Évoquant les performances du système éducatif, il a regretté le manque d’impact des politiques menées depuis les indépendances. « Beaucoup plus d’écoles depuis les indépendances, beaucoup plus d’universités, mais en termes de transformation, on se rend compte que nos écoles n’ont pas produit les impacts et les transformations attendus par les populations », a regretté le ministre.
Préserver un patrimoine linguistique
La ministre d’État gabonaise chargée de l’Éducation nationale, Camélia Ntoutoume-Leclercq, a pour sa part rappelé que les langues nationales constituent un patrimoine qu’il convient de préserver. « Ce qui me réjouit, c’est que c’est la Francophonie qui porte la valorisation de nos langues maternelles et nos langues nationales », a-t-elle déclaré, avant de rappeler cette célèbre citation de Nelson Mandela :
« Lorsque vous parlez à un enfant ou à un citoyen dans une langue qu’il comprend, vous touchez son esprit, mais lorsque vous lui parlez dans sa langue, vous touchez à son cœur »

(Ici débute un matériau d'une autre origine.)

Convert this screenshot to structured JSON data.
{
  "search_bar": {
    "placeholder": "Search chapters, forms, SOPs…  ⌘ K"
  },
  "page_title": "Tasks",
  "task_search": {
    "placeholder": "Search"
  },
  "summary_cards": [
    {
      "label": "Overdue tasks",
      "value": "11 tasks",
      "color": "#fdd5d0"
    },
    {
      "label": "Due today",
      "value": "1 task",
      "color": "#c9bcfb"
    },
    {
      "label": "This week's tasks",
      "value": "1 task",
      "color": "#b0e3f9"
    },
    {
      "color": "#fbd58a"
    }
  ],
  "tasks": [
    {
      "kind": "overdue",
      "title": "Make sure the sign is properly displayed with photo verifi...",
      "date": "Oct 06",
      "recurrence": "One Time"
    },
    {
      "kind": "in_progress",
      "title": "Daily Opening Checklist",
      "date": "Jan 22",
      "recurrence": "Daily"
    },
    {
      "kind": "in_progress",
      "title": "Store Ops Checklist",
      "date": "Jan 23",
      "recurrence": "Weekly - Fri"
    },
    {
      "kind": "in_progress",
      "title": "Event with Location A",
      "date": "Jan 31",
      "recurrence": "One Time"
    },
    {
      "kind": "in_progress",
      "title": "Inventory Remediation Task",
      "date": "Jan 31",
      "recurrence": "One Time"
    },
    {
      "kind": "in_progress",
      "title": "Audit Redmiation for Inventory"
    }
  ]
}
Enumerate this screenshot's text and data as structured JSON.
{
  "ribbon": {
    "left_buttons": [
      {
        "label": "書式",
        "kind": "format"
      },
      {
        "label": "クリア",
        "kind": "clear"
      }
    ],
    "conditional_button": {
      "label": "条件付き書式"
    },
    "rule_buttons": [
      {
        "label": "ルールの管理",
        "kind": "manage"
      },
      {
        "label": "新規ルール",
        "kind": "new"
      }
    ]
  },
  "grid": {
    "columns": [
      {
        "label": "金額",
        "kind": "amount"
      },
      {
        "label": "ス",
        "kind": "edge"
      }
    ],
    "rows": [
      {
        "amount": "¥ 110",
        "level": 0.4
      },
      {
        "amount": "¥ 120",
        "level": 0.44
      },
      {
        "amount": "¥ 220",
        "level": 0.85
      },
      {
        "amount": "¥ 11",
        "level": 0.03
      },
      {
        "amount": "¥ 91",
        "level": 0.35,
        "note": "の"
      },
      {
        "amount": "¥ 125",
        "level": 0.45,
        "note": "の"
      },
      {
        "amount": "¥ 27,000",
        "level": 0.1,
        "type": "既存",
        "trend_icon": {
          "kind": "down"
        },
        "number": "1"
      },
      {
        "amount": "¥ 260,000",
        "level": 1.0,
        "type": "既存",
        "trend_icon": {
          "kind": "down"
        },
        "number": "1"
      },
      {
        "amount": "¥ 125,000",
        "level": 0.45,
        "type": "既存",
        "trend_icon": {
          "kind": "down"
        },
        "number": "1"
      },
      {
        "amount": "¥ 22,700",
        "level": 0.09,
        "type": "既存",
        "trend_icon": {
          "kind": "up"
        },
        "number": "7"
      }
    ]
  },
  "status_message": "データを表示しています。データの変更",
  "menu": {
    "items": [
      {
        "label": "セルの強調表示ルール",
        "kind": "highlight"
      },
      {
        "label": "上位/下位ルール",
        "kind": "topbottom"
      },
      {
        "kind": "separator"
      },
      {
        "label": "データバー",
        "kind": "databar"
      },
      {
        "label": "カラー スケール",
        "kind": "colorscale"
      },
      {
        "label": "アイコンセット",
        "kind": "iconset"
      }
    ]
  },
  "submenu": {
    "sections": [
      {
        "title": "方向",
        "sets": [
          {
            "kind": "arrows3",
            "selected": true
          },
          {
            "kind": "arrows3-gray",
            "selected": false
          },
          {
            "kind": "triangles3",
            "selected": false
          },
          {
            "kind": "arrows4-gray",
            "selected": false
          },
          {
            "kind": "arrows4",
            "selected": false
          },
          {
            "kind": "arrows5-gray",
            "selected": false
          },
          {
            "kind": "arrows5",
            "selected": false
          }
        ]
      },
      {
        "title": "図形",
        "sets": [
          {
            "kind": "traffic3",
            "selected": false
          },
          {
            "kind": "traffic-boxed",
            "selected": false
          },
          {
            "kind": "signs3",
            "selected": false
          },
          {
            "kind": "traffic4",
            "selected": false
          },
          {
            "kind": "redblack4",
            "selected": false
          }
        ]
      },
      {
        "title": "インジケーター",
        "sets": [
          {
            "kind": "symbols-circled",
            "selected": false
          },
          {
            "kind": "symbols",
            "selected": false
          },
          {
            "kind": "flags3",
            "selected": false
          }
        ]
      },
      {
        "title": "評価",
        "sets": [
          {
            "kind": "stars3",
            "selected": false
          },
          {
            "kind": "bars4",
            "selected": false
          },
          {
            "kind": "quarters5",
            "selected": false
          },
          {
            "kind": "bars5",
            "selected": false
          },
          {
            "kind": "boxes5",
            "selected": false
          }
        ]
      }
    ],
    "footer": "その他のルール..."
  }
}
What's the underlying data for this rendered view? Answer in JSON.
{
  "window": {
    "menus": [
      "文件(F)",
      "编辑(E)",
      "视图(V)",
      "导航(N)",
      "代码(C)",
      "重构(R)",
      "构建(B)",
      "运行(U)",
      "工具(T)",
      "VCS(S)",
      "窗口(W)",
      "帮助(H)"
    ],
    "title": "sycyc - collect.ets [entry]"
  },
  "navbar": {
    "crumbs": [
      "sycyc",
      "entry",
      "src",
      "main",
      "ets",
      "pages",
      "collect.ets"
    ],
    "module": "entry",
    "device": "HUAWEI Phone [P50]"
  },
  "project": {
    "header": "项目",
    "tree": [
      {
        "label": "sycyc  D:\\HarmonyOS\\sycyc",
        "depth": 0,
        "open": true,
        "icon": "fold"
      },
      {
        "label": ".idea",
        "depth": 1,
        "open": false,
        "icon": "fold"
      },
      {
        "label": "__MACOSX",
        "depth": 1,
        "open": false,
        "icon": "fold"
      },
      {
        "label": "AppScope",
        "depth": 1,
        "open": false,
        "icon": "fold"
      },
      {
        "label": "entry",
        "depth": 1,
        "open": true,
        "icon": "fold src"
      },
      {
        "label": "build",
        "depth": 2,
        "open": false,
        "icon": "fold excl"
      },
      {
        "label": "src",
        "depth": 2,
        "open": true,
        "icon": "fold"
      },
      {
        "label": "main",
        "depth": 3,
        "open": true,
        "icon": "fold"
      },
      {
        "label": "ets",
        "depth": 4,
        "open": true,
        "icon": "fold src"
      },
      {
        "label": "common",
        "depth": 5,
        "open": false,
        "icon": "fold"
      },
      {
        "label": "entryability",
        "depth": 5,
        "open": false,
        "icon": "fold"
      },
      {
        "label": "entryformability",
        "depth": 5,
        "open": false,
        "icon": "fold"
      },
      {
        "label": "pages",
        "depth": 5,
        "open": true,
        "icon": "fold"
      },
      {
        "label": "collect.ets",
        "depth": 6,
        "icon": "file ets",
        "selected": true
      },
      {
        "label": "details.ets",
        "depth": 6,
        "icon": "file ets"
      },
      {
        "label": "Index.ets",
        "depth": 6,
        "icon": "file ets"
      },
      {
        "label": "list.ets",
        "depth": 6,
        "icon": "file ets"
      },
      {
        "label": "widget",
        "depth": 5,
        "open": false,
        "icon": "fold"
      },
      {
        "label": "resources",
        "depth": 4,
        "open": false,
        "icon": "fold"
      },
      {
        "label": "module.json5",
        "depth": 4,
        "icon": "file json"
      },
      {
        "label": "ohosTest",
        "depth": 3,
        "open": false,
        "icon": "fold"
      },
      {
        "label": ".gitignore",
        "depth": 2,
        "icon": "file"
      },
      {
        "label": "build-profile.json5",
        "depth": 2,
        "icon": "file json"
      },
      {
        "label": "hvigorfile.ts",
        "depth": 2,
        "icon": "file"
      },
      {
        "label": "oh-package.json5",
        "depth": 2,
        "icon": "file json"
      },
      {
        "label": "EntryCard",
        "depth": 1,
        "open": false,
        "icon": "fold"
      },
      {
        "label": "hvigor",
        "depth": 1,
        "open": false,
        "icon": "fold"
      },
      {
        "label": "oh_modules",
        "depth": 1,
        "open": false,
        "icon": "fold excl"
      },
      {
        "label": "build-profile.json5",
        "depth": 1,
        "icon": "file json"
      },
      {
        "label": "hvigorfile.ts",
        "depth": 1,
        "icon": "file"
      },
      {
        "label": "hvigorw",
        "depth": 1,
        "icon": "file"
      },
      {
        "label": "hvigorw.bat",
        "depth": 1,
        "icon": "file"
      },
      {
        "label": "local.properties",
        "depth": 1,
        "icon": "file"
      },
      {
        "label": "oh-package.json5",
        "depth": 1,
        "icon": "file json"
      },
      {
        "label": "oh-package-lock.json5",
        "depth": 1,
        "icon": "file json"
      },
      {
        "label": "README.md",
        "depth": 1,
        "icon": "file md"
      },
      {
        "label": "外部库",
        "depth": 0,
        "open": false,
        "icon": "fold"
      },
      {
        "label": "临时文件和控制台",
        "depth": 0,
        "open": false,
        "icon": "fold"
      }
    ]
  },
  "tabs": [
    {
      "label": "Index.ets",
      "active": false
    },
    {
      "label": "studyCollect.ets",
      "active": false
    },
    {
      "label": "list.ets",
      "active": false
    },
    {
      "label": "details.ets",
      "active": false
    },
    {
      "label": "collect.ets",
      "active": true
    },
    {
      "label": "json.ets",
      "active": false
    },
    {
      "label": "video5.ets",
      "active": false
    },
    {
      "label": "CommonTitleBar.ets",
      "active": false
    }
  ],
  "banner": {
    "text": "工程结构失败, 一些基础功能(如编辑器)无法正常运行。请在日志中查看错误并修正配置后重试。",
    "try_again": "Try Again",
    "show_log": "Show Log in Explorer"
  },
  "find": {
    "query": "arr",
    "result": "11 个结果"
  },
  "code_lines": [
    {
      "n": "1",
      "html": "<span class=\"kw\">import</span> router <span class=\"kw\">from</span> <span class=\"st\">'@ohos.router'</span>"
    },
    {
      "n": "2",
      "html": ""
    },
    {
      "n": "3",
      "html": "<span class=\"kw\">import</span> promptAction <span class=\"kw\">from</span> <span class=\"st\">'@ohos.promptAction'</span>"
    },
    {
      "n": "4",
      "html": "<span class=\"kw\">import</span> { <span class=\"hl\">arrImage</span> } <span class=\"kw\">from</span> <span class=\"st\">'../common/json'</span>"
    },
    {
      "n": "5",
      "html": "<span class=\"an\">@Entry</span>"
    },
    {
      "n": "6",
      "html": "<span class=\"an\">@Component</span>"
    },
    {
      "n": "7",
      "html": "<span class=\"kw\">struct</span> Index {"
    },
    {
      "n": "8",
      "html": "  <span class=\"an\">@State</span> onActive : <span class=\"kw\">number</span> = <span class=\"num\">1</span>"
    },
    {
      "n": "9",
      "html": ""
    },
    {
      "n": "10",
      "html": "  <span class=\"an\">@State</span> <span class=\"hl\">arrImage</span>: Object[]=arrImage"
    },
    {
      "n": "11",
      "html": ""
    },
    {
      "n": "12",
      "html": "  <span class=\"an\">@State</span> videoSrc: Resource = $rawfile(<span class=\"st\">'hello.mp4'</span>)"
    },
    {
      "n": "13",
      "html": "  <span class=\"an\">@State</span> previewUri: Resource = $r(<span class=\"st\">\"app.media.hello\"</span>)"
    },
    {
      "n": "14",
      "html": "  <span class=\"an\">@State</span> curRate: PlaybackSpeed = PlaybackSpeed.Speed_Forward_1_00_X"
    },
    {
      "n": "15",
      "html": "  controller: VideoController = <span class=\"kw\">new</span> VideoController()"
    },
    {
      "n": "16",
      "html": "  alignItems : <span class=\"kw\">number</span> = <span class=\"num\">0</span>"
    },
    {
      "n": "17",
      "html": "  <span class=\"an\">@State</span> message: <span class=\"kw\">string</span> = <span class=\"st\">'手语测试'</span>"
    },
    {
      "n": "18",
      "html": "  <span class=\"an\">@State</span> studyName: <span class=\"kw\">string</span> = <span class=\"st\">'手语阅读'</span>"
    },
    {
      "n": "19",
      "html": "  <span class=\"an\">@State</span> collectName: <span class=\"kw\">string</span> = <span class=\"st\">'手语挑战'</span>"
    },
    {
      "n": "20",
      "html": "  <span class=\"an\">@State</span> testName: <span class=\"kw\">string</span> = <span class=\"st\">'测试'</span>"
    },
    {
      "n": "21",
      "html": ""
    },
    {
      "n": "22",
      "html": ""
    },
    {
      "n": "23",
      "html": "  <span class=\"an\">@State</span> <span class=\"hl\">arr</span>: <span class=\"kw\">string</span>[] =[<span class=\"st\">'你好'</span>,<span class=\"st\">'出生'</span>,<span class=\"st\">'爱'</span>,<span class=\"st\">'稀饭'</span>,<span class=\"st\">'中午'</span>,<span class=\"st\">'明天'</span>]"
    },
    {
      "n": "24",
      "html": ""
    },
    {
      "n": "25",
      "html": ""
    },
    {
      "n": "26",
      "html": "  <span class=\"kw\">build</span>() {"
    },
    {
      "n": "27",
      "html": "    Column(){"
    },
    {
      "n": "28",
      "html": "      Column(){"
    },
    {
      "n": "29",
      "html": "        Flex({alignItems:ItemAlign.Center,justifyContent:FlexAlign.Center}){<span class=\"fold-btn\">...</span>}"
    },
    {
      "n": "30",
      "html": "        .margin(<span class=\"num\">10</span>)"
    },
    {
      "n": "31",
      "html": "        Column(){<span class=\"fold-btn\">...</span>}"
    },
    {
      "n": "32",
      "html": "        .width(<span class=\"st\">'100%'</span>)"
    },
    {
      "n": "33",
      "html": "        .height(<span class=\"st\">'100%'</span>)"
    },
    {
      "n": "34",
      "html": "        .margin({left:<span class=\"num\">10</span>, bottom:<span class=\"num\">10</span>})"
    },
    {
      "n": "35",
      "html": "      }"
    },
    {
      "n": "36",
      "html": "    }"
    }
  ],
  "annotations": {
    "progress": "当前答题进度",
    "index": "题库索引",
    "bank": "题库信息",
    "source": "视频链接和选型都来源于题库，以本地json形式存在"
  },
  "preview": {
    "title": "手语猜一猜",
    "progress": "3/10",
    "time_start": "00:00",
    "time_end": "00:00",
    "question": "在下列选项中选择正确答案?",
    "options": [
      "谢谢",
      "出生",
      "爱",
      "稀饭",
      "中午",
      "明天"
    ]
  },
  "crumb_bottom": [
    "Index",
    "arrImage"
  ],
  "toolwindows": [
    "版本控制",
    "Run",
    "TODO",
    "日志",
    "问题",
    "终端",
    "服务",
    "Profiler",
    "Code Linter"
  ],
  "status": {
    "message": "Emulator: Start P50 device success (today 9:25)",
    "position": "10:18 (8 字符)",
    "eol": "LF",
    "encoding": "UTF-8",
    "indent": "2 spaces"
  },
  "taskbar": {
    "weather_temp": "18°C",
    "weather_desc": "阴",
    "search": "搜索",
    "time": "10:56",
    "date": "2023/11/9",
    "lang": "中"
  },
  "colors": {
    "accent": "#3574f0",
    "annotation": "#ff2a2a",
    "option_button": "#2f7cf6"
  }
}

Elle a par ailleurs, souligné que l’apprentissage des langues nationales contribue aussi à la sauvegarde des patrimoines culturels. « Les langues nationales, c’est d’abord un patrimoine. Certaines langues même disparaissent parce que certains groupes linguistiques ne sont pas aussi nombreux », a-t-elle soutenu.
Elle a aussi indiqué qu’au Gabon, plusieurs initiatives visent déjà à renforcer cette dynamique, notamment un festival culturel scolaire et une semaine dédiée aux langues maternelles.
Plaidant pour un accompagnement accru des partenaires techniques et financiers notamment à travers le couplage des initiatives (IFADEM et ELAN), elle a insisté sur la nécessité d’agir dès la petite enfance.
« Il faut commencer très tôt, très tôt dès le primaire, dès la petite enfance. C’est là où l’enfant mémorise l’essentiel de de sa langue. Et donc nous, nous nous battons pour cela et nous faisons un plaidoyer pour que les partenaires techniques et financiers puissent accompagner, puissent soutenir cette initiative de la Francophonie et nos États qui s’y lancent » , a-t-elle suggéré.
Lancé en 2012 par l’Organisation internationale de la Francophonie et mis en œuvre par l’IFEF, le projet ELAN accompagne aujourd’hui dix pays africains dans le développement d’un enseignement bi-plurilingue associant les langues nationales et le français afin d’améliorer les apprentissages fondamentaux au primaire.